Muscles à fibres électrofluidiques pour robots souples et exosquelettes portables

Alors que les robots humanoïdes, faits de plastique et de métal, font la une des journaux et suscitent l’intérêt, les entreprises et les universités mènent déjà des recherches sur la prochaine génération de robots : après les robots « durs », voici venir les robots « souples ».

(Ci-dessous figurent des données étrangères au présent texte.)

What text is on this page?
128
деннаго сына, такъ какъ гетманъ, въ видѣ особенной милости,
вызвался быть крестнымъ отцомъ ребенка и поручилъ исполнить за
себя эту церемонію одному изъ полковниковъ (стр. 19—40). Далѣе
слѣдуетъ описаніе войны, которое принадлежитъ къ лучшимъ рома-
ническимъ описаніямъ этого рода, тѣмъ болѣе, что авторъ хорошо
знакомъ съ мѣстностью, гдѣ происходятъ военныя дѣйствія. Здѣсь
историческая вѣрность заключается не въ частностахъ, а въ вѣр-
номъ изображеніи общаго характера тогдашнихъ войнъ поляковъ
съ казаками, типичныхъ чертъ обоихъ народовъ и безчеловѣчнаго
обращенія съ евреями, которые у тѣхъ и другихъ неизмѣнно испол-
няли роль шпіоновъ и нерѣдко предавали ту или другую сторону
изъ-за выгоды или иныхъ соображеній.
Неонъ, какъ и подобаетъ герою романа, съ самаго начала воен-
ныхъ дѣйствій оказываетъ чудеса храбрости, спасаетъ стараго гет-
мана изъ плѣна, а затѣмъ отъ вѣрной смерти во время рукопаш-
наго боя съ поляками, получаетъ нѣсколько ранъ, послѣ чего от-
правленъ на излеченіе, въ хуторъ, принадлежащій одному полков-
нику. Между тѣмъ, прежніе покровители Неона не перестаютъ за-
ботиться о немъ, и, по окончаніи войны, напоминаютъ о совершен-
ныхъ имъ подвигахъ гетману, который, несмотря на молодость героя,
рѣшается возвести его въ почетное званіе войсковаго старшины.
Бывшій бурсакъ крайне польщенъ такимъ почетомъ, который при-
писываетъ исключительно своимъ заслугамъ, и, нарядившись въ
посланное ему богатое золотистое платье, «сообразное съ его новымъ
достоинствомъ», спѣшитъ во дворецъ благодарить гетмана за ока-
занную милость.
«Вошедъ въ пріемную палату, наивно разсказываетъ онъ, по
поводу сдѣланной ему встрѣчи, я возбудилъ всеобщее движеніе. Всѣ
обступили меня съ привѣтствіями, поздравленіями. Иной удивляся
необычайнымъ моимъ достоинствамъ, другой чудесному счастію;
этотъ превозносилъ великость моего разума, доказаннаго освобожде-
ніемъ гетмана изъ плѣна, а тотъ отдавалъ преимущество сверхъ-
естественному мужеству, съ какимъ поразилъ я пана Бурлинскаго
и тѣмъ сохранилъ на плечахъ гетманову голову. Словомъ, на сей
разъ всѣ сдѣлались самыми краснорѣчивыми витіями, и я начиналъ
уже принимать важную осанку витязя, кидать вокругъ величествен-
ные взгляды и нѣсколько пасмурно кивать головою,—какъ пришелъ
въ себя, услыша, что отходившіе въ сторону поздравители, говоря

Le représentant le plus en vue dans le domaine des robots souples est la société polonaise Clone Robotics, dont les humanoïdes imitent les muscles humains grâce à plus de 200 tubes. Ces tubes, qui constituent l’élément central du système, sont entourés d’un treillis métallique et se contractent lorsqu’on y injecte un gaz ou un liquide, ce qui leur permet d’effectuer des mouvements complexes.

Ce type de « muscles » est connu sous le nom de muscles artificiels pneumatiques ou, en anglais, de « muscles de McKibben ». Les muscles à fibres électrofluidiques (EFM), une nouvelle catégorie de fibres musculaires artificielles, exploitent le même principe, mais dans une version miniaturisée d’un à deux millimètres de diamètre seulement, et sans compresseurs externes ni réservoirs de gaz ou de liquide.

Les EFM, qui intègrent directement des pompes à fibres électrohydrodynamiques (EHD) à injection de charge dans le système musculaire, fonctionnent sans bruit et sans fil, ce qui permet de se passer des appareils externes encombrants tels que les pompes, les compresseurs et les tuyaux, qui limitaient jusqu’à présent la mobilité et l’utilisation pratique des robots souples. Les pompes à fibres sont constituées d’un tube en plastique souple et extensible entouré d’une tresse de fils qui, sans pièces mobiles ni vibrations et avec une faible consommation d’énergie, ionisent et accélèrent un fluide diélectrique à l’aide d’une haute tension, créant ainsi une pression.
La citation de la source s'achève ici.